I am using the ethersjs when I connect to web3.
And I have a question about the getSigner()
method below.
https://docs.ethers.io/v5/api/providers/jsonrpc-provider/#JsonRpcProvider-getSigner
Does this mean that if I pass someone else's ethereum address as an argument, I can create an object that will be signed by that address?
for example:
const provider = new ethers.providers.JsonRpcProvider('https://mainnet.infura.io/v3/{INFURA_API}')
const signer = provider.getSigner(SOME_RANDOM_ETH_ADDRESS)
const instance = new ethers.Contract(contractAddress, abi, signer)
const tx = await instance.transfer(MALICIOUS_ADDRESS, 10000000000000000)

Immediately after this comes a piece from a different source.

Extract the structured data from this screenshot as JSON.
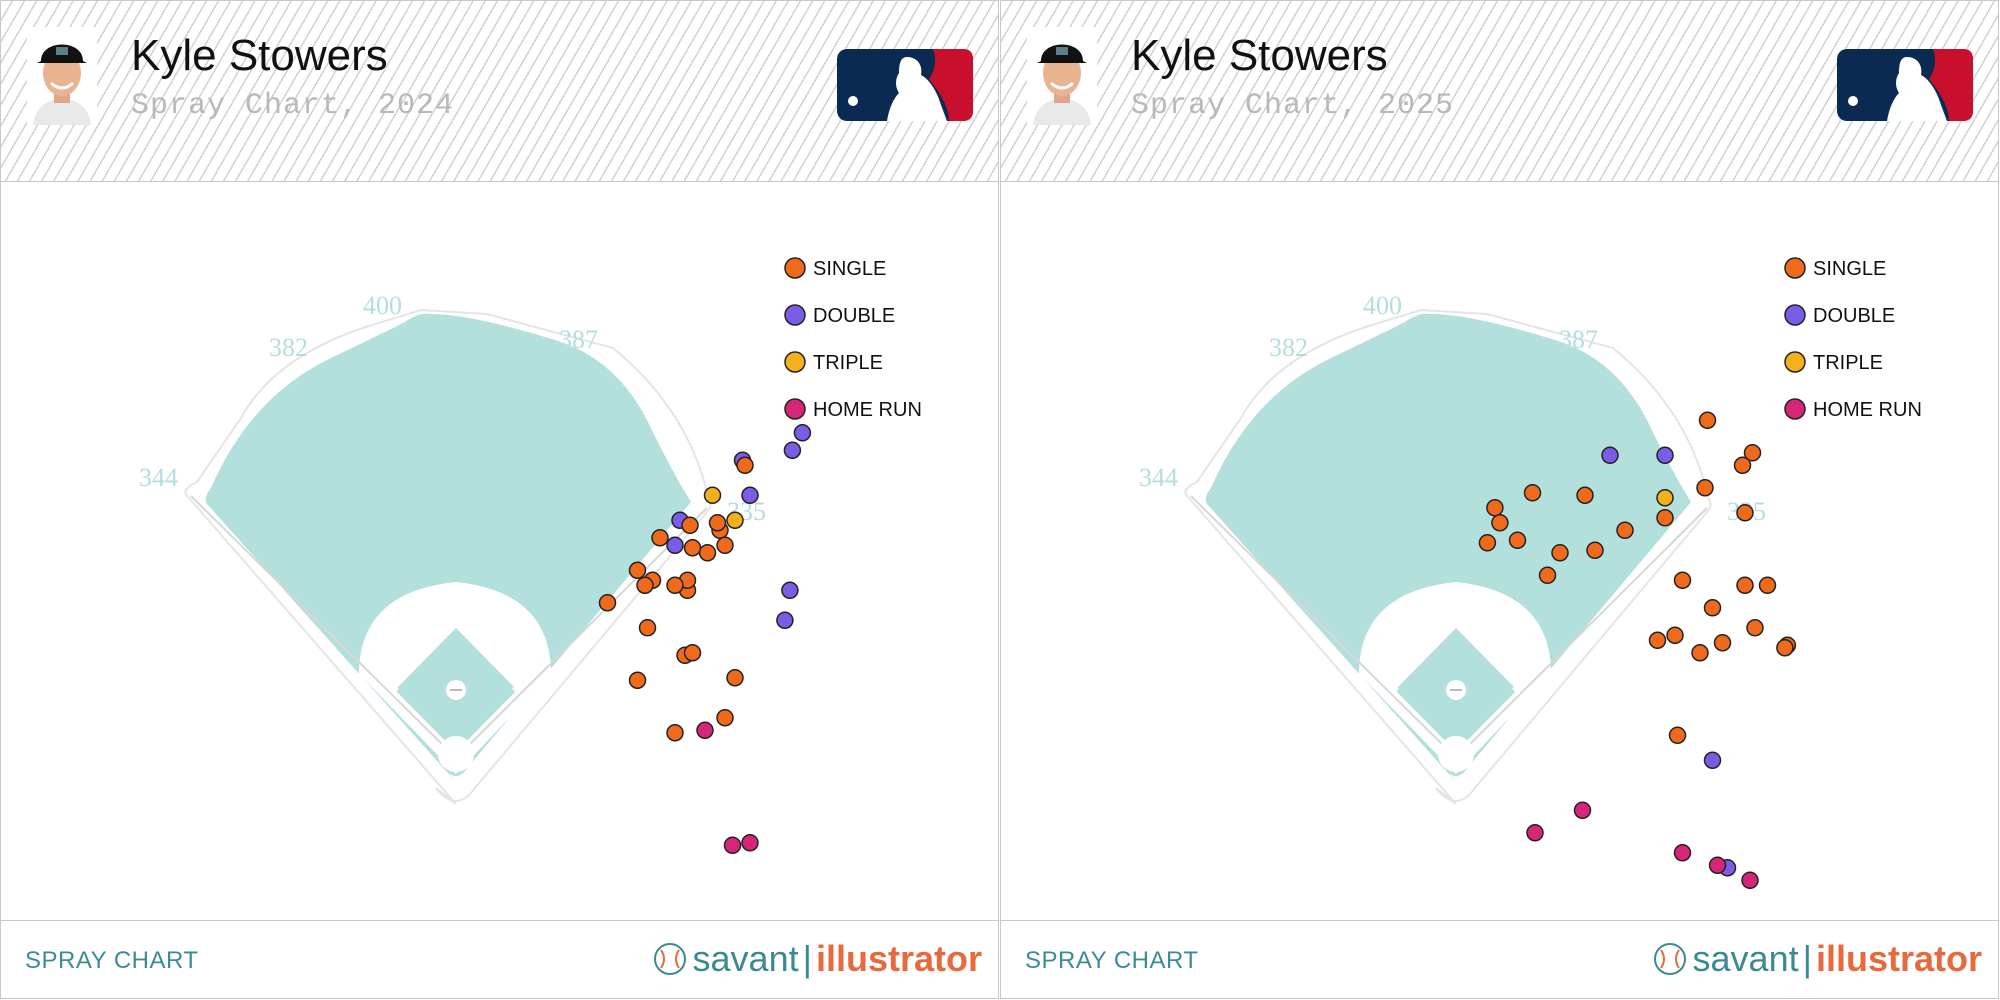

My impression is that this could be a security issue, but why is this safe?
Best Answer
Backends like Metamask, Geth, Parity (and many more) have an RPC interface that allows an external application to interact with them using
eth_signTransaction
orpersonal_signTransaction
RPC methods, while not giving access to private keys to the application. The application has to prepare an unsigned transaction object and send it to the provider. And in response, the provider returns back the signature, which the application can then broadcast to the network (some providers can also broadcast the transaction).Providers that support managing multiple accounts or HD wallets, require the application to specify an address usually using the
from
key, when sending a transaction object to the provider.The
provider.getSigner(address)
in ethers.js, takes in an address and creates a JsonRpcSigner instance, which uses the appropriate methods infrom
field when submitting a transaction. If you just pass in any random eth address whose private key is not with the provider, the provider will attempt if it has in its accounts, else it will just give you some error. I just checked with Metamask, and it gives this error:Invalid parameters: must provide an Ethereum address.
. It can be different for different providers.